Fíjense si seré laico que, aun nacido en la década de los 70, no estoy ni bautizado, ni por supuesto hice la primera comunión como sí hicieron mis compañeros de clase -a mí me sentaban en el pasillo, no había ni clases de ética o similar para compensar- y si he visitado iglesias en el pasado ha sido por respeto a familiares, una cierta fascinación por las liturgias y el inconfundible y sedante olor a incienso.
Mmmm.
Que me gustaría a mí ser más laico pero no puedo. Por eso, supongo, me cuestan entender algunas cosas. Por ejemplo, lo del velo. Una chica decide llevar el velo a clase. Es su decisión personal, aclara, sus padres no tienen nada que ver en eso y no es un acto de sumisión al varón sino al mismísimo Alá. Bien me parece. El problema es el uso del espacio público, es decir, si en un instituto está prohibido que la gente se ponga nada en la cabeza, está prohibido. Me resulta curioso que en un estado laico, los religiosos tengan ventajas inaceptables: si llevo una determinada ropa porque adoro a Mahoma, hasta el ministro se pone de mi lado. Si quiero llevar vaqueros porque me sientan bien o una gorra de los Lakers o lo que sea, simplemente porque me apetece, ni de coña.

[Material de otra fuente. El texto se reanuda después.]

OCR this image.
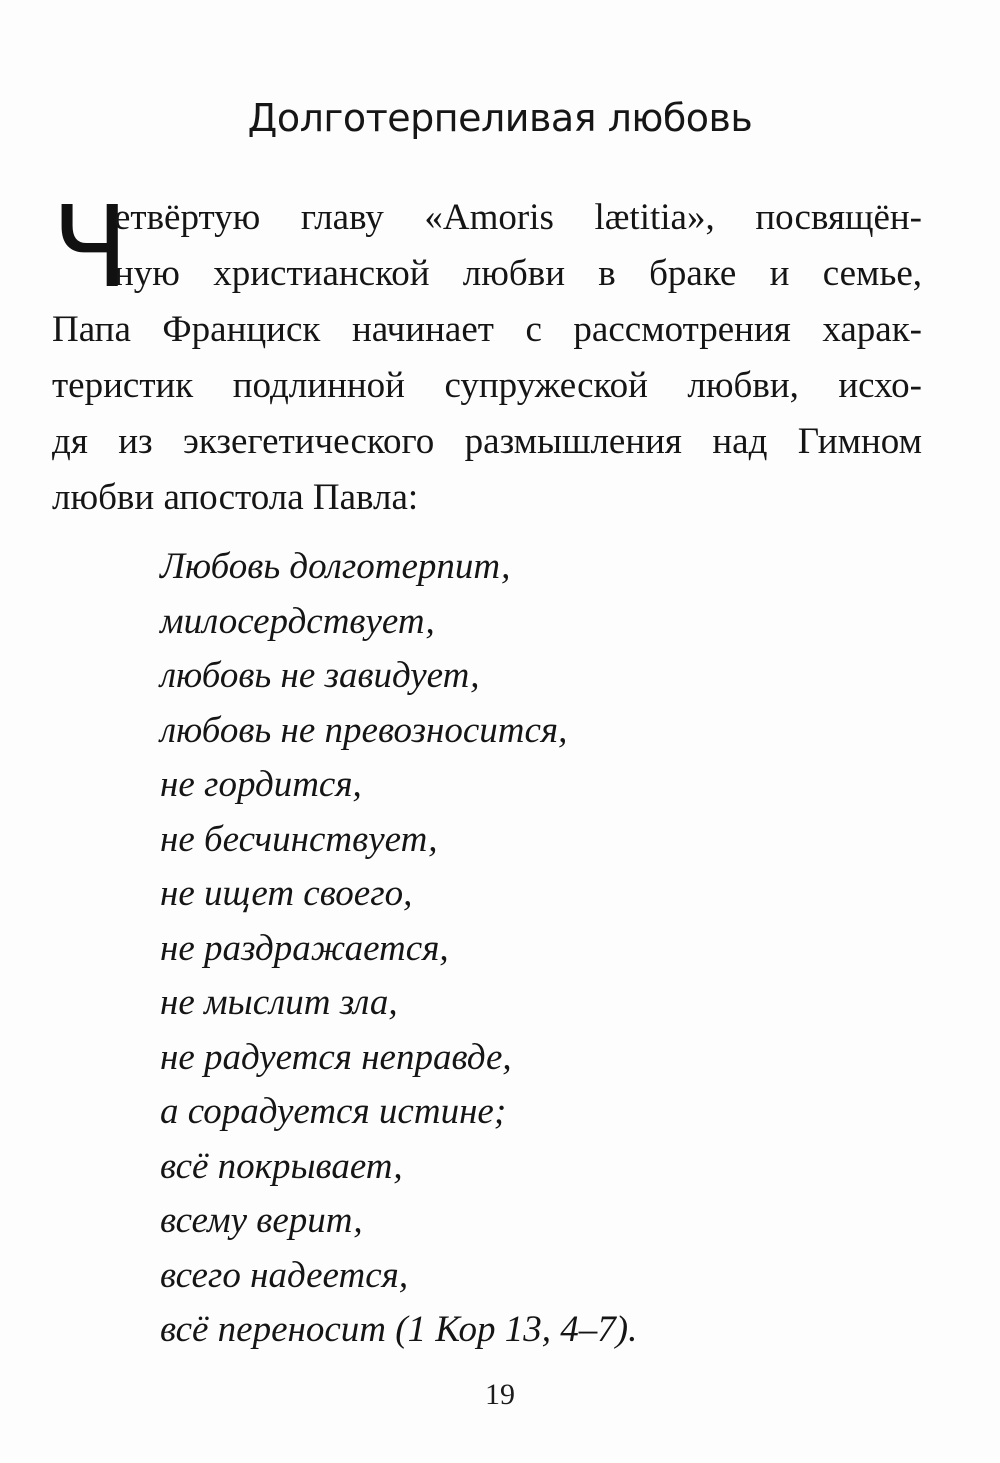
Долготерпеливая любовь
Ч
етвёртую главу «Amoris lætitia», посвящён-
ную христианской любви в браке и семье,
Папа Франциск начинает с рассмотрения харак-
теристик подлинной супружеской любви, исхо-
дя из экзегетического размышления над Гимном
любви апостола Павла:
Любовь долготерпит,
милосердствует,
любовь не завидует,
любовь не превозносится,
не гордится,
не бесчинствует,
не ищет своего,
не раздражается,
не мыслит зла,
не радуется неправде,
а сорадуется истине;
всё покрывает,
всему верит,
всего надеется,
всё переносит (1 Кор 13, 4–7).
19
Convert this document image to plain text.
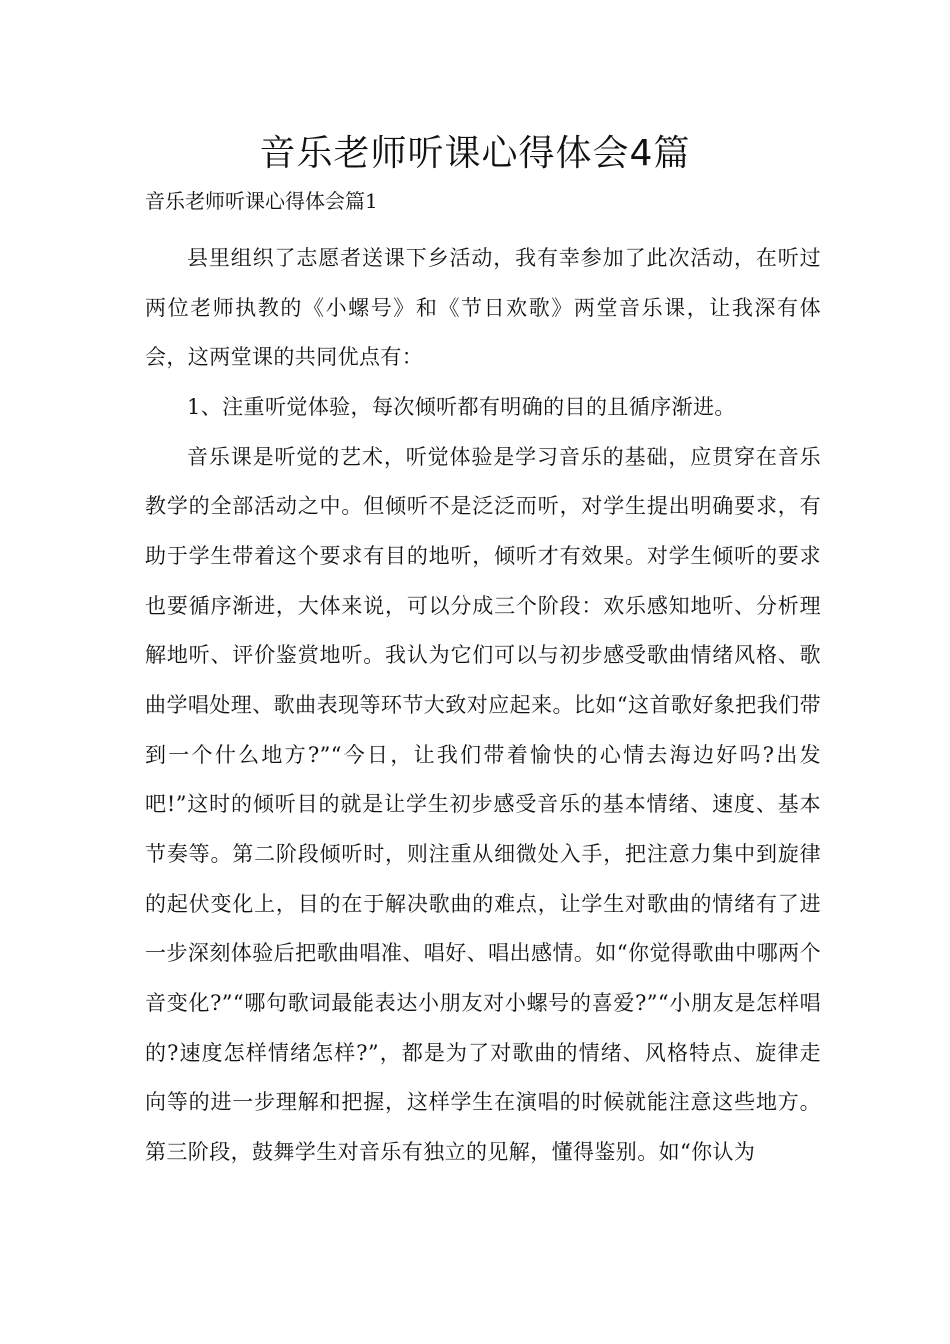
音乐老师听课心得体会4篇
音乐老师听课心得体会篇1

县里组织了志愿者送课下乡活动，我有幸参加了此次活动，在听过两位老师执教的《小螺号》和《节日欢歌》两堂音乐课，让我深有体会，这两堂课的共同优点有：

1、注重听觉体验，每次倾听都有明确的目的且循序渐进。

音乐课是听觉的艺术，听觉体验是学习音乐的基础，应贯穿在音乐教学的全部活动之中。但倾听不是泛泛而听，对学生提出明确要求，有助于学生带着这个要求有目的地听，倾听才有效果。对学生倾听的要求也要循序渐进，大体来说，可以分成三个阶段：欢乐感知地听、分析理解地听、评价鉴赏地听。我认为它们可以与初步感受歌曲情绪风格、歌曲学唱处理、歌曲表现等环节大致对应起来。比如“这首歌好象把我们带到一个什么地方?”“今日，让我们带着愉快的心情去海边好吗?出发吧!”这时的倾听目的就是让学生初步感受音乐的基本情绪、速度、基本节奏等。第二阶段倾听时，则注重从细微处入手，把注意力集中到旋律的起伏变化上，目的在于解决歌曲的难点，让学生对歌曲的情绪有了进一步深刻体验后把歌曲唱准、唱好、唱出感情。如“你觉得歌曲中哪两个音变化?”“哪句歌词最能表达小朋友对小螺号的喜爱?”“小朋友是怎样唱的?速度怎样情绪怎样?”，都是为了对歌曲的情绪、风格特点、旋律走向等的进一步理解和把握，这样学生在演唱的时候就能注意这些地方。第三阶段，鼓舞学生对音乐有独立的见解，懂得鉴别。如“你认为
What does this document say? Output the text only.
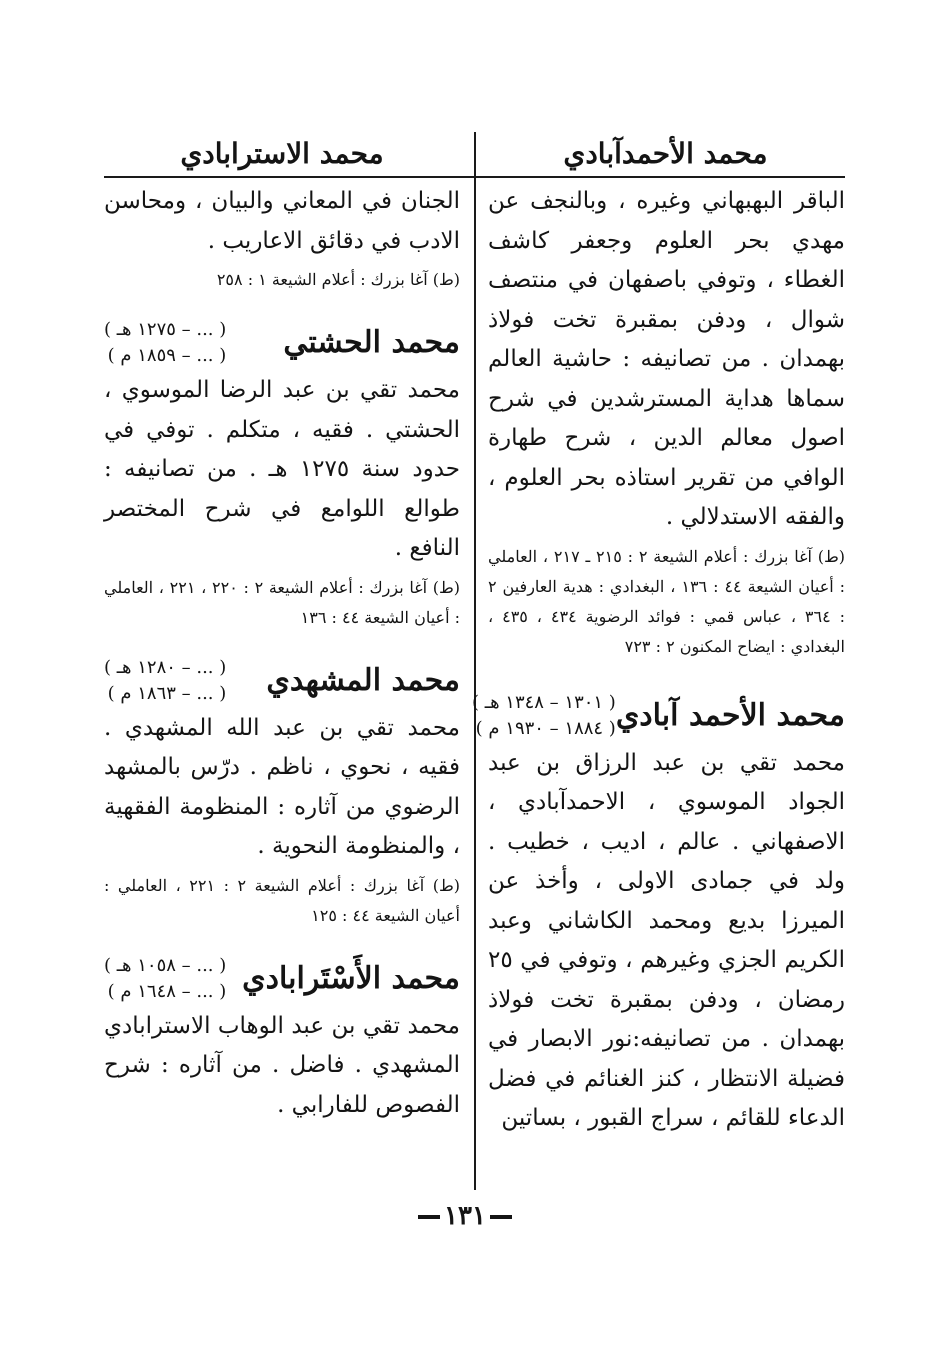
محمد الأحمدآبادي
محمد الاسترابادي

الباقر البهبهاني وغيره ، وبالنجف عن مهدي بحر العلوم وجعفر كاشف الغطاء ، وتوفي باصفهان في منتصف شوال ، ودفن بمقبرة تخت فولاذ بهمدان . من تصانيفه : حاشية العالم سماها هداية المسترشدين في شرح اصول معالم الدين ، شرح طهارة الوافي من تقرير استاذه بحر العلوم ، والفقه الاستدلالي .

(ط) آغا بزرك : أعلام الشيعة ٢ : ٢١٥ ـ ٢١٧ ، العاملي : أعيان الشيعة ٤٤ : ١٣٦ ، البغدادي : هدية العارفين ٢ : ٣٦٤ ، عباس قمي : فوائد الرضوية ٤٣٤ ، ٤٣٥ ، البغدادي : ايضاح المكنون ٢ : ٧٢٣

محمد الأحمد آبادي
( ١٣٠١ – ١٣٤٨ هـ )
( ١٨٨٤ – ١٩٣٠ م )

محمد تقي بن عبد الرزاق بن عبد الجواد الموسوي ، الاحمدآبادي ، الاصفهاني . عالم ، اديب ، خطيب . ولد في جمادى الاولى ، وأخذ عن الميرزا بديع ومحمد الكاشاني وعبد الكريم الجزي وغيرهم ، وتوفي في ٢٥ رمضان ، ودفن بمقبرة تخت فولاذ بهمدان . من تصانيفه:نور الابصار في فضيلة الانتظار ، كنز الغنائم في فضل الدعاء للقائم ، سراج القبور ، بساتين

الجنان في المعاني والبيان ، ومحاسن الادب في دقائق الاعاريب .

(ط) آغا بزرك : أعلام الشيعة ١ : ٢٥٨

محمد الحشتي
( ... – ١٢٧٥ هـ )
( ... – ١٨٥٩ م )

محمد تقي بن عبد الرضا الموسوي ، الحشتي . فقيه ، متكلم . توفي في حدود سنة ١٢٧٥ هـ . من تصانيفه : طوالع اللوامع في شرح المختصر النافع .

(ط) آغا بزرك : أعلام الشيعة ٢ : ٢٢٠ ، ٢٢١ ، العاملي : أعيان الشيعة ٤٤ : ١٣٦

محمد المشهدي
( ... – ١٢٨٠ هـ )
( ... – ١٨٦٣ م )

محمد تقي بن عبد الله المشهدي . فقيه ، نحوي ، ناظم . درّس بالمشهد الرضوي من آثاره : المنظومة الفقهية ، والمنظومة النحوية .

(ط) آغا بزرك : أعلام الشيعة ٢ : ٢٢١ ، العاملي : أعيان الشيعة ٤٤ : ١٢٥

محمد الأَسْتَرابادي
( ... – ١٠٥٨ هـ )
( ... – ١٦٤٨ م )

محمد تقي بن عبد الوهاب الاسترابادي المشهدي . فاضل . من آثاره : شرح الفصوص للفارابي .

١٣١
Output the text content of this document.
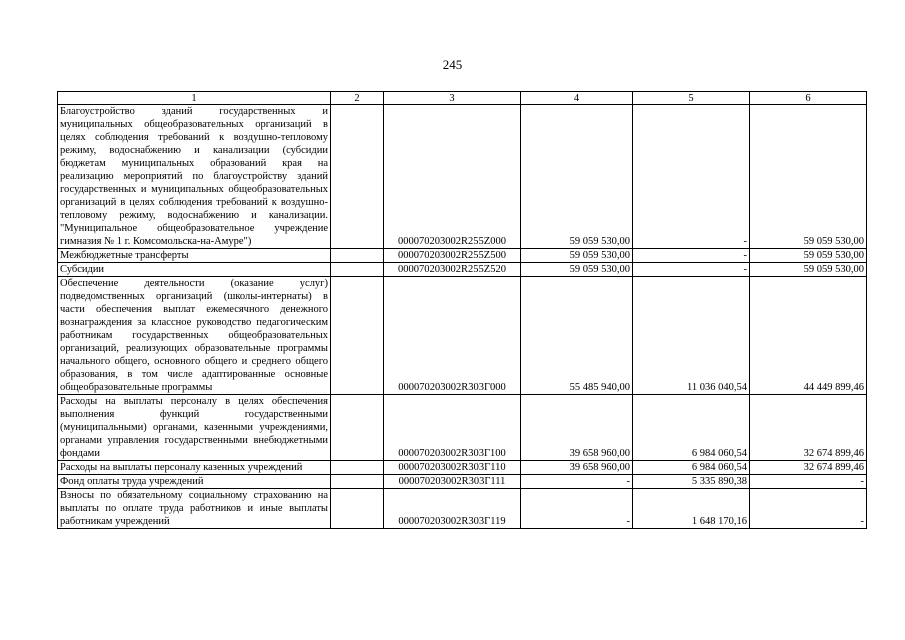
245
1	2	3	4	5	6
Благоустройство зданий государственных и муниципальных общеобразовательных организаций в целях соблюдения требований к воздушно-тепловому режиму, водоснабжению и канализации (субсидии бюджетам муниципальных образований края на реализацию мероприятий по благоустройству зданий государственных и муниципальных общеобразовательных организаций в целях соблюдения требований к воздушно-тепловому режиму, водоснабжению и канализации. "Муниципальное общеобразовательное учреждение гимназия № 1 г. Комсомольска-на-Амуре")		000070203002R255Z000	59 059 530,00	-	59 059 530,00
Межбюджетные трансферты		000070203002R255Z500	59 059 530,00	-	59 059 530,00
Субсидии		000070203002R255Z520	59 059 530,00	-	59 059 530,00
Обеспечение деятельности (оказание услуг) подведомственных организаций (школы-интернаты) в части обеспечения выплат ежемесячного денежного вознаграждения за классное руководство педагогическим работникам государственных общеобразовательных организаций, реализующих образовательные программы начального общего, основного общего и среднего общего образования, в том числе адаптированные основные общеобразовательные программы		000070203002R303Г000	55 485 940,00	11 036 040,54	44 449 899,46
Расходы на выплаты персоналу в целях обеспечения выполнения функций государственными (муниципальными) органами, казенными учреждениями, органами управления государственными внебюджетными фондами		000070203002R303Г100	39 658 960,00	6 984 060,54	32 674 899,46
Расходы на выплаты персоналу казенных учреждений		000070203002R303Г110	39 658 960,00	6 984 060,54	32 674 899,46
Фонд оплаты труда учреждений		000070203002R303Г111	-	5 335 890,38	-
Взносы по обязательному социальному страхованию на выплаты по оплате труда работников и иные выплаты работникам учреждений		000070203002R303Г119	-	1 648 170,16	-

O sumisión al santísimo o nada. No es mi idea de un estado laico, pero ya digo que mi falta de sensibilidad en determinados temas acostumbra a ser atroz.
Y sí, lo mismo vale con crucifijos allí donde esté prohibido llevar ningún tipo de cadena o collar, es decir, me niego a que un chico pueda llevar su crucifijo y un latin king no pueda llevar sus medallones. Soy así de bestia. Ahora bien, si deciden que los dos pueden, perfecto. Pero sin más privilegios, que ya está bien.